GUY NORRIS / LOS ANGELES

Lockheed Martin's Palmdale, California-based Skunk Works is starting work on shape-changing technology for next-generation military aircraft under the US Air Force's morphing aircraft structures programme. Lockheed Martin's $9.3 million contract was awarded in parallel with a $9.6 million computer simulation contract given to California-based HyperComp.

The USAF's goal is to develop a vehicle capable of dramatically changing geometry in flight to perform a range of missions effectively.
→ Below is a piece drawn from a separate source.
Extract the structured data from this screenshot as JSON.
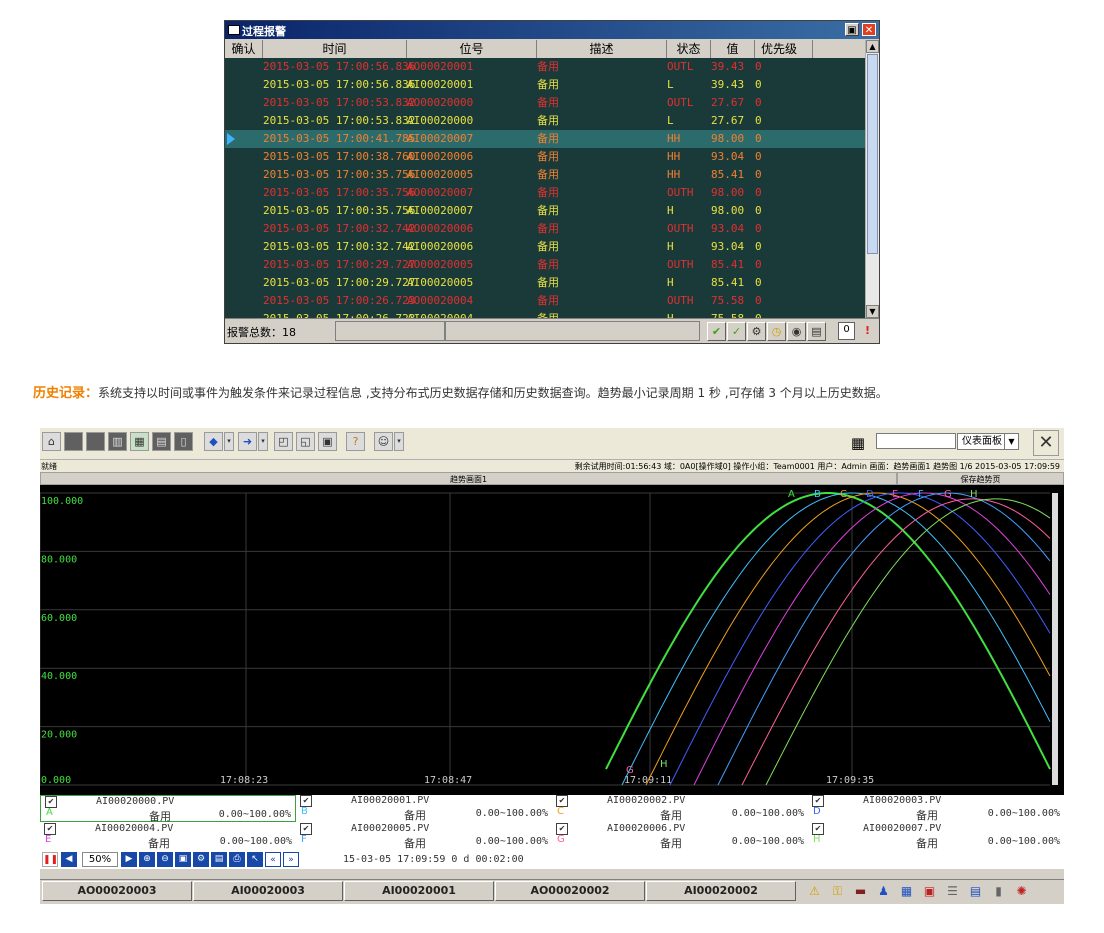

Concepts include "virtual" control surfaces that disappear when not required to enhance stealth; fuselages that constrict as fuel is consumed; continuous control surfaces; and adaptive inlets that alter to suit flight speed.

HyperComp will work with NexGen Aeronautics to model morphing wing designs to see how variations in wing area, aspect ratio, sweep, twist and dihedral can be optimised to provide the best shape-shifting combination.

Lockheed Martin will work with the Air Force Research Laboratory (AFRL) at Wright-Patterson AFB, Ohio, until November 2006 to "develop and demonstrate technologies for a seamless, aerodynamically efficient, aerial vehicle capable of radical shape change". The contracts are the latest in a series of US morphing studies by AFRL's Air Vehicle Directorate, the US Defense Advanced Research Projects Agency (DARPA) and NASA. The AFRL's continuous moldline technology (CMT) programme evaluated elastomeric matrix materials reinforced with stiffening rods that could slide within the matrix to achieve high deformations. Recent tests on CMT structures showed the capability to stretch and shrink by 30% as well as bend and twist.

NASA's studies have mainly looked at the bending and stretching qualities of resin transfer moldings, piezoelectrics (which contract or expand on application of electric current) and shape memory alloys that change shape with thermoelectric input. The aim is to develop a design with an 8% increase in rolling moment using wing twist, a 10% increase in rolling moment using a hingeless aileron and an 8% increase in lift using a hingeless flap.

Targets for DARPA's morphing project, which is focused on developing Mach 0.5-0.9 wing designs for windtunnel tests, include a 200% change in aspect ratio, 50% change in wing area, 50% change in wing twist and up to a 28% change in sweep angle.